Lavillenie held his head in his hands on the podium and was later consoled by Brazilian gold medallist Da Silva, IAAF president Lord Coe and former Olympic and world pole vault champion Sergey Bubka after the ceremony.
London 2012 champion Lavillenie told French television: "It's disgusting, there is a total lack of fair play and I want to stress that the Brazilian is not involved at all."
Da Silva claimed a shock gold with his second attempt at 6.03m to win Brazil's second gold of the Games.
But world record holder Lavillenie said the "nastiness" of the crowd had "really disturbed" him and compared his treatment to that of African-American athlete Jesse Owens in the Nazi-era Berlin Games of 1936.
He later apologised, saying he made the Owens comparison immediately after the competition when very upset.
Rio 2016 chief spokesman Mario Andrada said: "As citizens of Brazil and as sports fans, we don't think booing is the right attitude, even when you are in a one-to-one competition and a young Brazilian has the chance to beat the world champion.

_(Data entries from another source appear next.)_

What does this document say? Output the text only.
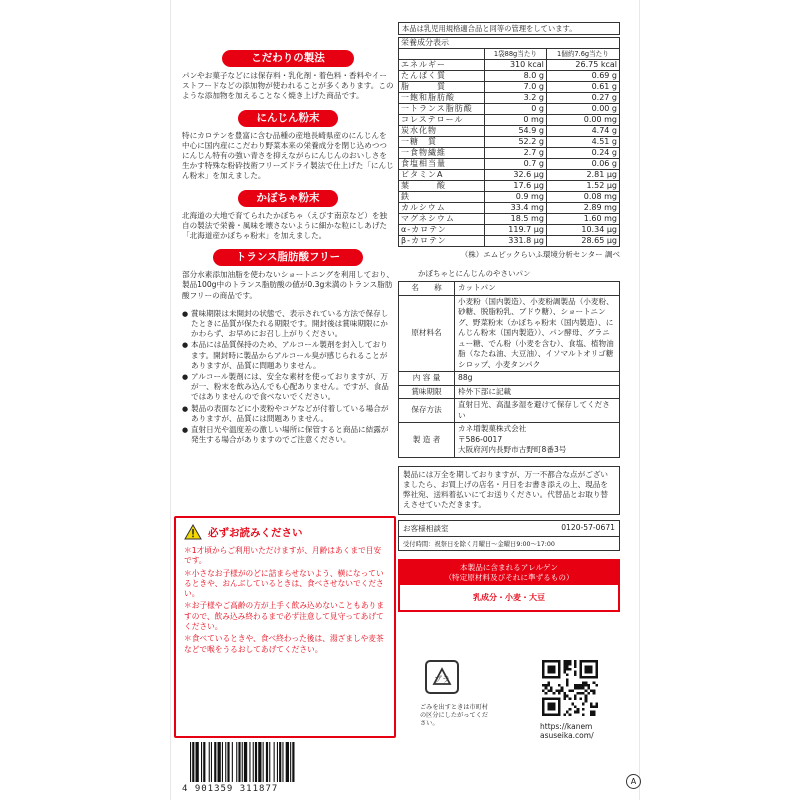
こだわりの製法
パンやお菓子などには保存料・乳化剤・着色料・香料やイーストフードなどの添加物が使われることが多くあります。このような添加物を加えることなく焼き上げた商品です。
にんじん粉末
特にカロテンを豊富に含む品種の産地長崎県産のにんじんを中心に国内産にこだわり野菜本来の栄養成分を閉じ込めつつにんじん特有の強い青さを抑えながらにんじんのおいしさを生かす特殊な粉砕技術フリーズドライ製法で仕上げた「にんじん粉末」を加えました。
かぼちゃ粉末
北海道の大地で育てられたかぼちゃ（えびす南京など）を独自の製法で栄養・風味を壊さないように細かな粒にしあげた「北海道産かぼちゃ粉末」を加えました。
トランス脂肪酸フリー
部分水素添加油脂を使わないショートニングを利用しており、製品100g中のトランス脂肪酸の値が0.3g未満のトランス脂肪酸フリーの商品です。
● 賞味期限は未開封の状態で、表示されている方法で保存したときに品質が保たれる期限です。開封後は賞味期限にかかわらず、お早めにお召し上がりください。
● 本品には品質保持のため、アルコール製剤を封入しております。開封時に製品からアルコール臭が感じられることがありますが、品質に問題ありません。
● アルコール製剤には、安全な素材を使っておりますが、万が一、粉末を飲み込んでも心配ありません。ですが、食品ではありませんので食べないでください。
● 製品の表面などに小麦粉やコゲなどが付着している場合がありますが、品質には問題ありません。
● 直射日光や温度差の激しい場所に保管すると商品に結露が発生する場合がありますのでご注意ください。
必ずお読みください
＊1才頃からご利用いただけますが、月齢はあくまで目安です。
＊小さなお子様がのどに詰まらせないよう、横になっているときや、おんぶしているときは、食べさせないでください。
＊お子様やご高齢の方が上手く飲み込めないこともありますので、飲み込み終わるまで必ず注意して見守ってあげてください。
＊食べているときや、食べ終わった後は、湯ざましや麦茶などで喉をうるおしてあげてください。
4 901359 311877
本品は乳児用規格適合品と同等の管理をしています。
栄養成分表示		
	1袋88g当たり	1個約7.6g当たり
エネルギー	310 kcal	26.75 kcal
たんぱく質	8.0 g	0.69 g
脂　　　質	7.0 g	0.61 g
一飽和脂肪酸	3.2 g	0.27 g
一トランス脂肪酸	0 g	0.00 g
コレステロール	0 mg	0.00 mg
炭水化物	54.9 g	4.74 g
一糖　質	52.2 g	4.51 g
一食物繊維	2.7 g	0.24 g
食塩相当量	0.7 g	0.06 g
ビタミンA	32.6 μg	2.81 μg
葉　　　酸	17.6 μg	1.52 μg
鉄	0.9 mg	0.08 mg
カルシウム	33.4 mg	2.89 mg
マグネシウム	18.5 mg	1.60 mg
α-カロテン	119.7 μg	10.34 μg
β-カロテン	331.8 μg	28.65 μg
（株）エムピックらいふ環境分析センター 調べ
かぼちゃとにんじんのやさいパン
名　　称	カットパン
原材料名	小麦粉（国内製造）、小麦粉調製品（小麦粉、砂糖、脱脂粉乳、ブドウ糖）、ショートニング、野菜粉末（かぼちゃ粉末（国内製造）、にんじん粉末（国内製造））、パン酵母、グラニュー糖、でん粉（小麦を含む）、食塩、植物油脂（なたね油、大豆油）、イソマルトオリゴ糖シロップ、小麦タンパク
内 容 量	88g
賞味期限	枠外下部に記載
保存方法	直射日光、高温多湿を避けて保存してください
製 造 者	カネ増製菓株式会社
〒586-0017
大阪府河内長野市古野町8番3号
製品には万全を期しておりますが、万一不都合な点がございましたら、お買上げの店名・月日をお書き添えの上、現品を弊社宛、送料着払いにてお送りください。代替品とお取り替えさせていただきます。
お客様相談室	0120-57-0671
受付時間：祝祭日を除く月曜日～金曜日9:00～17:00
本製品に含まれるアレルゲン
（特定原材料及びそれに準ずるもの）
乳成分・小麦・大豆
プラ
ごみを出すときは市町村の区分にしたがってください。	https://kanem
asuseika.com/
A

"We plan to intensify our dialogue with Brazilian fans through social networks to make sure that we behave as fans in a proper and elegant manner, without losing the passion for sport."
Appeals for silence were made before each race at the Olympic stadium on Tuesday.
"Those tears were tears of disappointment in this crowd. They should be ashamed. I can't let that go - it's not what competition is about," former 400m world record holder Michael Johnson told BBC Sport.
"Support the person that you want to support, but you don't boo someone else simply because they're competing against the person you support. They started that during the competition, it wasn't proper etiquette.
"It's really a shame and I think that he was really hurt. To then boo on the medal stand having not learned the lesson to begin with...some don't know better, but some I talked to were saying 'that's not what you do'."